Collect Audit Log Collects the Knox Manage audit logs of the device. When the log size exceeds the maximum size, logs are automatically sent to the server, but the log file may be lost. For more detailed information, see View the audit list.
Collect Device Log Collects the logs of devices.
Collect Diagnosis Information

Collects the device log to diagnose the cause of device lock.

NOTE — Personally identifiable or sensitive information is data masked.
Collect Bug Report

Collect the device's bug report, also known as dumpstate logs.

The device user is then prompted to send the report, and they can choose whether to send it.

You can view the bug report by selecting the device and viewing its device log. Alternatively, you can go to History > Device Log and select the relevant device.

Reset Push Token

Creates and registers a new Firebase Cloud Messaging (FCM) token for the KM agent on the device.

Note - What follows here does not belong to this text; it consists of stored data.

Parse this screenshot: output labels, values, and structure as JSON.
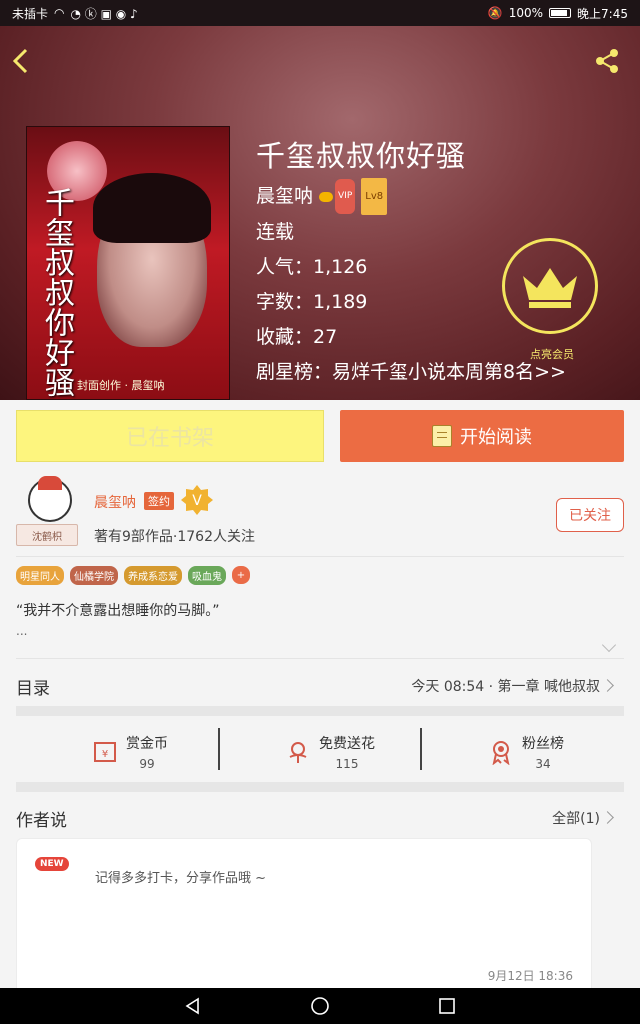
{
  "status_bar": {
    "carrier": "未插卡",
    "battery": "100%",
    "time": "晚上7:45"
  },
  "book": {
    "title": "千玺叔叔你好骚",
    "author": "晨玺呐",
    "vip": "VIP",
    "level": "Lv8",
    "status": "连载",
    "popularity": "人气：1,126",
    "word_count": "字数：1,189",
    "favorites": "收藏：27",
    "ranking": "剧星榜：易烊千玺小说本周第8名>>",
    "member_label": "点亮会员",
    "cover": {
      "title_vertical": "千玺叔叔你好骚",
      "bottom_text": "封面创作 · 晨玺呐"
    }
  },
  "actions": {
    "shelf": "已在书架",
    "read": "开始阅读"
  },
  "author_card": {
    "name": "晨玺呐",
    "sign": "签约",
    "avatar_tag": "沈鹤枳",
    "stats": "著有9部作品·1762人关注",
    "follow": "已关注"
  },
  "tags": [
    {
      "label": "明星同人",
      "color": "#e8a33b"
    },
    {
      "label": "仙橘学院",
      "color": "#c0654a"
    },
    {
      "label": "养成系恋爱",
      "color": "#d59a2f"
    },
    {
      "label": "吸血鬼",
      "color": "#6aa85a"
    }
  ],
  "tag_more": "+",
  "synopsis": {
    "quote": "“我并不介意露出想睡你的马脚。”",
    "ellipsis": "..."
  },
  "toc": {
    "label": "目录",
    "latest": "今天 08:54 · 第一章   喊他叔叔"
  },
  "stats": [
    {
      "label": "赏金币",
      "value": "99"
    },
    {
      "label": "免费送花",
      "value": "115"
    },
    {
      "label": "粉丝榜",
      "value": "34"
    }
  ],
  "author_says": {
    "label": "作者说",
    "all": "全部(1)",
    "new_badge": "NEW",
    "text": "记得多多打卡，分享作品哦 ~",
    "time": "9月12日   18:36"
  },
  "colors": {
    "accent": "#ec6c43",
    "shelf": "#fdf57e",
    "member": "#f4e55d"
  }
}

Use this command in scenarios where the device can't receive push notifications, which typically occurs when the token changed on the KM server and the device was unable to sync it.

Register Managed Google Play Account

Assigns the Managed Google Play Account associated with your tenant to the device.

Use this command if the Managed Google Play Account wasn't registered on the device during enrollment.

Play Alarm Sound Sounds an alarm on the device until the device user takes action. On non-kiosk devices, the alarm is accompanied by a push notification from the KM agent, and on kiosk devices it is accompanied by a pop-up. The alarm sounds regardless of the device's mute and vibration settings.

Device Info.

Device command Description
Collect current location

Shows the current location of the device.

Sync Device Information

Updates the inventory and app information on the device.

Sync Installed App List

Pulls the device's app list.

Authenticate SIM Card Authenticates the SIM card on the device.
Authenticate SD Card Authenticates the external SD card on the device.
Attestation Checks if the device's OS has been compromised. The result of the check can be found in the device details.
SafetyNet Attestation Initiates a SafetyNet Attestation check, which evaluates the integrity of the hardware and software of the device. The specifics of the evaluation depend on the device's Android version. The result of the evaluation can be found in the device details.